A street in Beacon Hill will be named in honor of Alan Sugiyama, an Asian American civil rights leader, educator and mentor who passed away in 2017. Today the City Council voted 7-0 to pass a resolution recognizing the stretch of road between 15th Avenue South from South Nevada Street to South Columbia Way as “Al Sugiyama Way.”
“It’s a proud day for us,” said Larry Matsuda, one of a group of Sugiyama’s friends who advocated for the street renaming. Thanks to their efforts, raising over $2,500 and gathering the support of the local community, the City will construct and install street signs bearing Sugiyama’s name.
Matsuda said Sugiyama was fond of a quote often attributed to Andrew Jackson: “One man with courage makes a majority.”
“He lived that. He was the one person with courage who influenced others,” Matsuda said. “He was always working on behalf of the less fortunate, and he was selfless about it.” Sugiyama believed that “we should lend a helping hand to those who need because it helps the whole community and makes the whole community and the city better for it,” Matsuda said
Sugiyama was the first Asian American elected to the Seattle School Board. He founded the Center for Career Alternatives, a job training and education program serving low-income people in King and Snohomish Counties, which he ran from 1979 to 2010, and the Asian Family Affair newspaper. He also served as director of the Executive Development Institute (EDI), an agency providing training and mentorship for local Asian American leaders. During public comment before the Council vote, people described him as a fearless activist, public servant and selfless mentor.
“Al was just a special person – he took time to listen to you, he took time to help,” said Michael Gebrekristos, who was 13 when he met Sugiyama at an employment office. Gebrekristos had just been turned down for a summer job because of his youth, but Sugiyama offered him one at his office, which Gebrekristos continued through high school. Sugiyama became a mentor to him, helping him get into college. “He helped me achieve goals I’d never expected to achieve,” Gebrekristos said.
Gebrekristos worked for Sugiyama’s Center for Career Alternatives for several years, and now works for the City. Sugiyama taught him to help others and to give back. He told Gebrekristos, an immigrant from Eritrea, to remember where he came from, “to always love who you are and accept yourself how you are and don’t let anybody tell you you can’t do anything.”

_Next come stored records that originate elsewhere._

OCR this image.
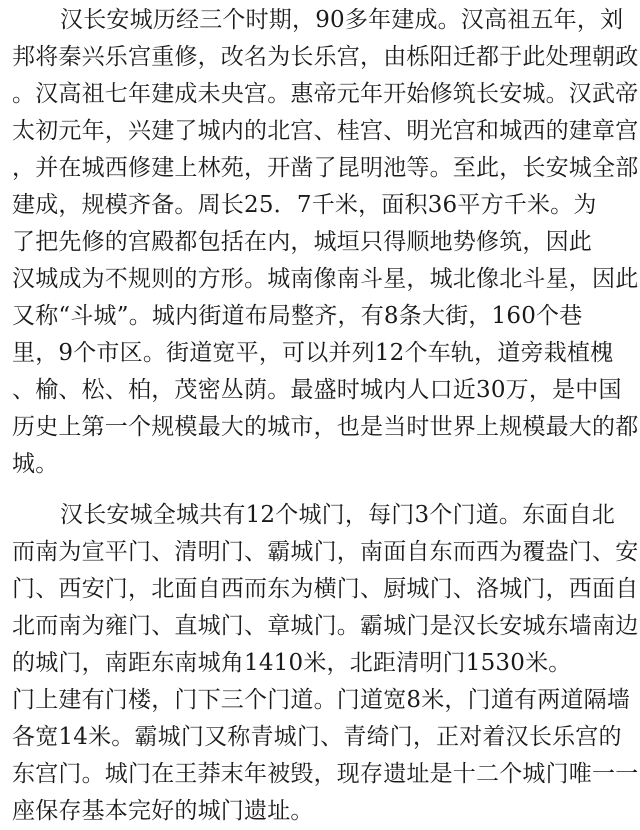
汉长安城历经三个时期，90多年建成。汉高祖五年，刘
邦将秦兴乐宫重修，改名为长乐宫，由栎阳迁都于此处理朝政
。汉高祖七年建成未央宫。惠帝元年开始修筑长安城。汉武帝
太初元年，兴建了城内的北宫、桂宫、明光宫和城西的建章宫
，并在城西修建上林苑，开凿了昆明池等。至此，长安城全部
建成，规模齐备。周长25．7千米，面积36平方千米。为
了把先修的宫殿都包括在内，城垣只得顺地势修筑，因此
汉城成为不规则的方形。城南像南斗星，城北像北斗星，因此
又称“斗城”。城内街道布局整齐，有8条大街，160个巷
里，9个市区。街道宽平，可以并列12个车轨，道旁栽植槐
、榆、松、柏，茂密丛荫。最盛时城内人口近30万，是中国
历史上第一个规模最大的城市，也是当时世界上规模最大的都
城。
汉长安城全城共有12个城门，每门3个门道。东面自北
而南为宣平门、清明门、霸城门，南面自东而西为覆盎门、安
门、西安门，北面自西而东为横门、厨城门、洛城门，西面自
北而南为雍门、直城门、章城门。霸城门是汉长安城东墙南边
的城门，南距东南城角1410米，北距清明门1530米。
门上建有门楼，门下三个门道。门道宽8米，门道有两道隔墙
各宽14米。霸城门又称青城门、青绮门，正对着汉长乐宫的
东宫门。城门在王莽末年被毁，现存遗址是十二个城门唯一一
座保存基本完好的城门遗址。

Sugiyama was born in Seattle 1949, to a mother who was incarcerated in Camp Minodoka during WWII. Sugiyama attended Garfield High School at the height of the Civil Rights movement, and he was inspired by Civil Rights leaders such as Martin Luther King Jr. and Stokely Carmichael. He co-founded the Oriental Student Union at Seattle Central and led successful demonstrations calling for Asian American studies classes at the college and for more Asians to be hired in administrative positions. When the college leadership dismissed their requests, Sugiyama led students to close down the administration office.

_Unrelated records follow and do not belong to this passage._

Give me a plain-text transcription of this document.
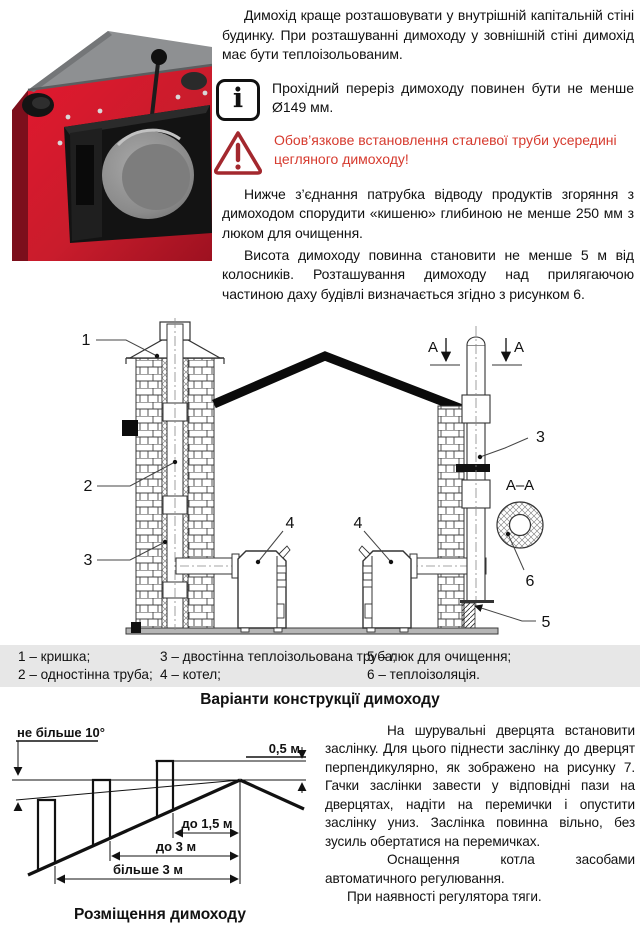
Димохід краще розташовувати у внутрішній капітальній стіні будинку. При розташуванні димоходу у зовнішній стіні димохід має бути теплоізольованим.

i Прохідний переріз димоходу повинен бути не менше Ø149 мм.
Обов’язкове встановлення сталевої труби усередині цегляного димоходу!

Нижче з’єднання патрубка відводу продуктів згоряння з димоходом спорудити «кишеню» глибиною не менше 250 мм з люком для очищення.

Висота димоходу повинна становити не менше 5 м від колосників. Розташування димоходу над прилягаючою частиною даху будівлі визначається згідно з рисунком 6.

А	А
А–А
1
2
3
4	4
3
6
5
1 – кришка;
2 – одностінна труба;
3 – двостінна теплоізольована труба;
4 – котел;
5 – люк для очищення;
6 – теплоізоляція.
Варіанти конструкції димоходу
не більше 10°
0,5 м
до 1,5 м
до 3 м
більше 3 м
Розміщення димоходу

На шурувальні дверцята встановити заслінку. Для цього піднести заслінку до дверцят перпендикулярно, як зображено на рисунку 7. Гачки заслінки завести у відповідні пази на дверцятах, надіти на перемички і опустити заслінку униз. Заслінка повинна вільно, без зусиль обертатися на перемичках.

Оснащення котла засобами автоматичного регулювання.

При наявності регулятора тяги.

Sugiyama continued his leadership at the UW’s Asian Student Coalition when he transferred there in 1971. He helped Frank Irigon and other Asian American activists in Seattle to protest the construction of the Kingdome, which they believed threatened the existence of of the Chinatown International District.
Sugiyama was an activist at heart, for whom “going to jail was part of the package,” said Maria Batayola, a Beacon Hill community leader who was mentored by Sugiyama, during public comment.
But he knew activism was only one way of achieving change, according to former City Council member David Della. “Alan was the embodiment of what it was like to be militant, to demand respect, and to organize to fight against discrimination,” said Della during public comment. “But Al was never satisfied with just fighting from the outside, but understood that you also had to work inside the system to fight and improve people’s lives.”
When Sugiyama was elected to the Seattle School Board in 1990, he was the first Asian American to do so, even though Asian students made up a fourth of the student population. Sugiyama would serve two terms on the School Board, from 1990 to 1998.
Sugiyama lived on Beacon Hill for 40 years. He passed away in January 2017 after a two-year battle with cancer.
On Memorial Day in 2017, Matsuda and other friends of Sugiyama came up with the idea of commemorating his life with a sign.
“It is really fitting that Al’s memorial be on Beacon Hill where he lived,” Matsuda said — particularly given how much the neighborhood is changing and “becoming more gentrified.” It’s important, Matsuda said, that a memorial recognize “there was a Japanese person here who advocated for diversity, inclusion, social justice, and that it was here that it happened, not somewhere else.”